Where Intel claims dominance over NVIDIA is with the XMX-accelerated XMX-Float, an architecture-specific workload, where it scores 419 TFLOP/s. This test doesn’t work on “Hopper,” as it lacks specialized hardware. XMX-accelerated half-precision tests such as Bfloat16 (BF16) and FP16 performance is sub-par, with Intel claiming 839 TFLOP/s, compared to 2 PFLOP/s of the NVDIA chip. With 8-bit operations, such as INT8, even with XMX acceleration, “Ponte Vecchio” scores 1.678 PFLOP/s compared to 4 PFLOP/s of the NVIDIA chip.
Whether Intel has “missed the bus” for this generation in the HPC accelerator market will now boil down to pricing and availability.

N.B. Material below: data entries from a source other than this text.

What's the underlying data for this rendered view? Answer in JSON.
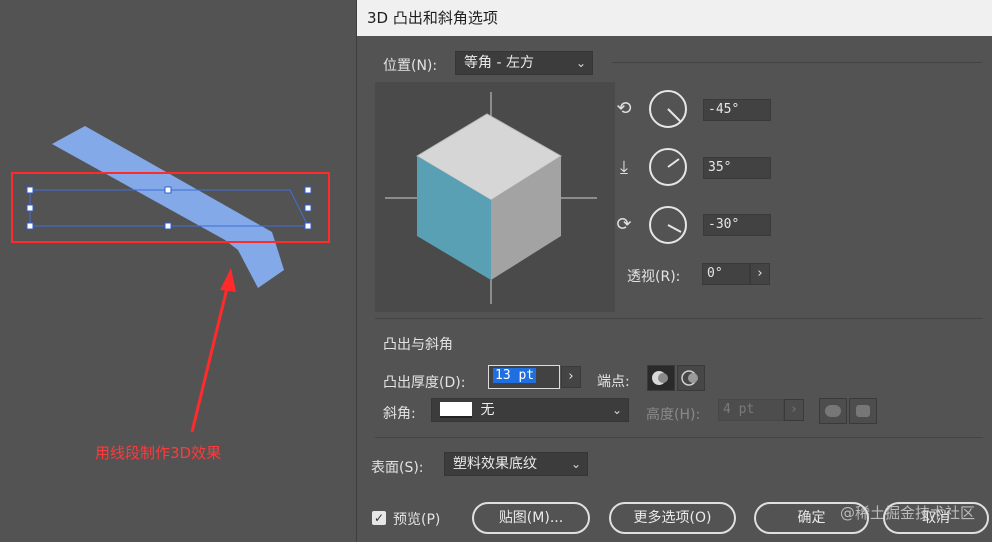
{
  "canvas": {
    "annotation": "用线段制作3D效果"
  },
  "dialog": {
    "title": "3D 凸出和斜角选项",
    "position": {
      "label": "位置(N):",
      "value": "等角 - 左方"
    },
    "rotation": {
      "x_value": "-45°",
      "y_value": "35°",
      "z_value": "-30°",
      "perspective_label": "透视(R):",
      "perspective_value": "0°"
    },
    "extrude": {
      "section_title": "凸出与斜角",
      "depth_label": "凸出厚度(D):",
      "depth_value": "13 pt",
      "cap_label": "端点:",
      "bevel_label": "斜角:",
      "bevel_value": "无",
      "height_label": "高度(H):",
      "height_value": "4 pt"
    },
    "surface": {
      "label": "表面(S):",
      "value": "塑料效果底纹"
    },
    "footer": {
      "preview_label": "预览(P)",
      "map_button": "贴图(M)...",
      "more_button": "更多选项(O)",
      "ok_button": "确定",
      "cancel_button": "取消"
    },
    "watermark": "@稀土掘金技术社区"
  },
  "colors": {
    "cube_left": "#5aa0b5",
    "cube_top": "#d6d6d6",
    "cube_right": "#a3a3a3",
    "shape_fill": "#86aef0",
    "annotation": "#ff3a3a"
  }
}
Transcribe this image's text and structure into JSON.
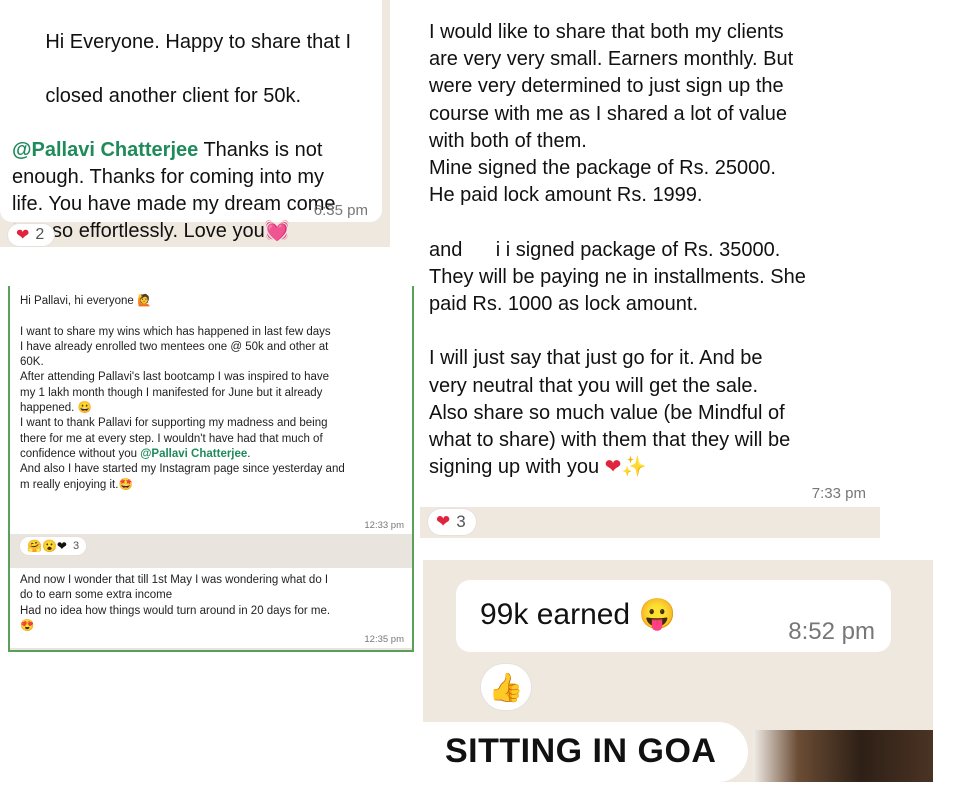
{
  "s1": {
    "line1": "Hi Everyone. Happy to share that I",
    "line2": "closed another client for 50k.",
    "mention": "@Pallavi Chatterjee",
    "body_rest": " Thanks is not\nenough. Thanks for coming into my\nlife. You have made my dream come\ntrue so effortlessly. Love you",
    "emoji": "💓",
    "time": "6:35 pm",
    "reaction_emoji": "❤",
    "reaction_count": "2"
  },
  "s2": {
    "text_pre": "I would like to share that both my clients\nare very very small. Earners monthly. But\nwere very determined to just sign up the\ncourse with me as I shared a lot of value\nwith both of them.\nMine signed the package of Rs. 25000.\nHe paid lock amount Rs. 1999.\n\nand      i i signed package of Rs. 35000.\nThey will be paying ne in installments. She\npaid Rs. 1000 as lock amount.\n\nI will just say that just go for it. And be\nvery neutral that you will get the sale.\nAlso share so much value (be Mindful of\nwhat to share) with them that they will be\nsigning up with you ",
    "emoji_heart": "❤",
    "emoji_sparkles": "✨",
    "time": "7:33 pm",
    "reaction_emoji": "❤",
    "reaction_count": "3"
  },
  "s3": {
    "greeting": "Hi Pallavi, hi everyone ",
    "greeting_emoji": "🙋",
    "text_pre": "I want to share my wins which has happened in last few days\nI have already enrolled two mentees one @ 50k and other at\n60K.\nAfter attending Pallavi's last bootcamp I was inspired to have\nmy 1 lakh month though I manifested for June but it already\nhappened. ",
    "emoji_smile": "😀",
    "text_mid": "\nI want to thank Pallavi for supporting my madness and being\nthere for me at every step. I wouldn't have had that much of\nconfidence without you ",
    "mention": "@Pallavi Chatterjee",
    "text_post": ".\nAnd also I have started my Instagram page since yesterday and\nm really enjoying it.",
    "emoji_end": "🤩",
    "time1": "12:33 pm",
    "reactions": "🤗😮❤",
    "reaction_count": "3",
    "text2": "And now I wonder that till 1st May I was wondering what do I\ndo to earn some extra income\nHad no idea how things would turn around in 20 days for me.",
    "emoji2": "😍",
    "time2": "12:35 pm"
  },
  "s4": {
    "text": "99k earned ",
    "emoji": "😛",
    "time": "8:52 pm",
    "reaction": "👍",
    "caption": "SITTING IN GOA"
  }
}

If Intel can manage good volumes, is able to leverage its oneAPI developer ecosystem, is able to score design wins with major HPC projects and cloud-compute providers; And most importantly, is able to beat “Hopper” in price-performance and energy-efficient, then Intel could remain relevant in this generation, and continue investments into the next.